This is a big world, we happen to have been born into a dominant country, itself part of a prosperous and powerful Western civilization. We're "oversupplied" with news though it may not inform us well. "Six stories from seven continents" is a modest effort to remind ourselves there are snippets, events, and stories from all around the world to hear and learn from... that our awareness is incomplete, and life is breathtakingly more complex and wonderful than we usually imagine.
North Korea
Wednesday, June 9, 2010
Healing a Bitter Legacy
The Balkans is an area east of Italy just across the Adriatic Sea, sometimes referred to as Southeastern Europe. For nearly 8 decades, Yugoslavia was a major nation within the Balkans containing a variety of peoples and identities, but in the early 90s, broke up into 6 independent states during what is called the Yugoslav wars. The bitterness and violence of that conflict still reverberate today, with genocide trials taking place at the International Court of Justice in the Hague, Netherlands. The conflict taught many Americans and Europeans anew the term "ethnic cleansing" so soon after the tensions of the Cold War were apparently receding. It was also a jarring revelation that modern technology and communication would not necessarily ease cultural differences, rather that modernity and savagery could so easily intertwine (think snipers picking off civilians while listening to their favorite artists on their walkmans).

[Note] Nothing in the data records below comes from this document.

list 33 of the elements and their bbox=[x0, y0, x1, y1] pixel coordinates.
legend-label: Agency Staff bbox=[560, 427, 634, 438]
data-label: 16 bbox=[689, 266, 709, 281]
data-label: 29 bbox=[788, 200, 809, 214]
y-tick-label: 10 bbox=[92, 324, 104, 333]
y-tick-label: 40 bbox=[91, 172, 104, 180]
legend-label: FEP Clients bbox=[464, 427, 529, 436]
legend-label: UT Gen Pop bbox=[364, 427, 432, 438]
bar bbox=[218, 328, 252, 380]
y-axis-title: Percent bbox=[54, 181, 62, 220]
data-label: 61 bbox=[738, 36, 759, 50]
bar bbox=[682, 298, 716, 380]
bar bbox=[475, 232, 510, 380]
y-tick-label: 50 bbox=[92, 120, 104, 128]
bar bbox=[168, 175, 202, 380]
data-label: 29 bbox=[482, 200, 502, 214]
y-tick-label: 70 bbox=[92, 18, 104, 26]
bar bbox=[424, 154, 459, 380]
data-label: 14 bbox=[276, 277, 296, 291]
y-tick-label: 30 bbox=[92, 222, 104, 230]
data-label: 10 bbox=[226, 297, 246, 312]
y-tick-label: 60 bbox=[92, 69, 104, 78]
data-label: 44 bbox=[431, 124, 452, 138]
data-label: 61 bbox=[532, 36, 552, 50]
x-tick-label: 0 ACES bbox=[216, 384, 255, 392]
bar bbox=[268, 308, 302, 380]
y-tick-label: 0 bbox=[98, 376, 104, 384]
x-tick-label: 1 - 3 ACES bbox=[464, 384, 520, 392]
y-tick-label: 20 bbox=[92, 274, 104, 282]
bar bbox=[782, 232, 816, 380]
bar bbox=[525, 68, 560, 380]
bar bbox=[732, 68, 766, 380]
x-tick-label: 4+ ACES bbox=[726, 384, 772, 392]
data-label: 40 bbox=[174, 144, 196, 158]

Out of that conflict, six new nations emerged, with Slovenia leading the way, escaping nearly all the conflict of the other neighbors, with independence secured by 1992. It has moved steadily on, joining the European Union in 2004. Its immediate neighbor to the south, Croatia, had a more traumatic birthing, with several years of fighting between its resident Serbs and Bosnians intermixed with Croatians, but eventually realizing a cessation of conflict over its independence in 1995. Its goal of European Union membership since then, however, has been on hold due to a boundary dispute with Slovenia.
Just this week, after 16-17 years, this disputed boundary claim between the two countries - a tiny access port to the Adriatic Sea claimed by Slovenia at the bay of Piran (close to the Italian city of Trieste, see map) - is moving towards resolution. A national referendum by Slovenes ended in a favorable vote to bring the dispute to an international court for arbitration. A nice referral between two countries (don't you think?) who see the value of settling borders peacefully, concentrating on building up their economies to secure a better future for their next generations. (Also, Slovenia has an acapella choir, the Perpetuum Jazzile, who not only produced a breathtaking rendition of "Africa," by Toto - http://www.youtube.com/watch?v=05ip-N0H1Ig - but have now sung and recorded the South African national anthem in honor of the that nation hosting the 2010 World Cup)
Border disputes abound among the jostling 188-194 countries in the world today: wrong placement, no placement, ignored boundaries, armed borders - some having to do with national borders, others with even smaller divisions - the famous Berlin/east Berlin wall of the Cold War era, Kosovo a remainder of the 1990s Yugoslav Wars, the West Bank between Palestinians and Israel, the Kashmir flashpoint between India and Pakistan, the divided island of Cyprus, and the Armenian corridor to Nagorny Karabakh. All these represent opportunities for peaceful resolution, or if not, festering and flaring conflicts. I hope that Slovenia's recent move towards resolution with Croatia is noted and imitated.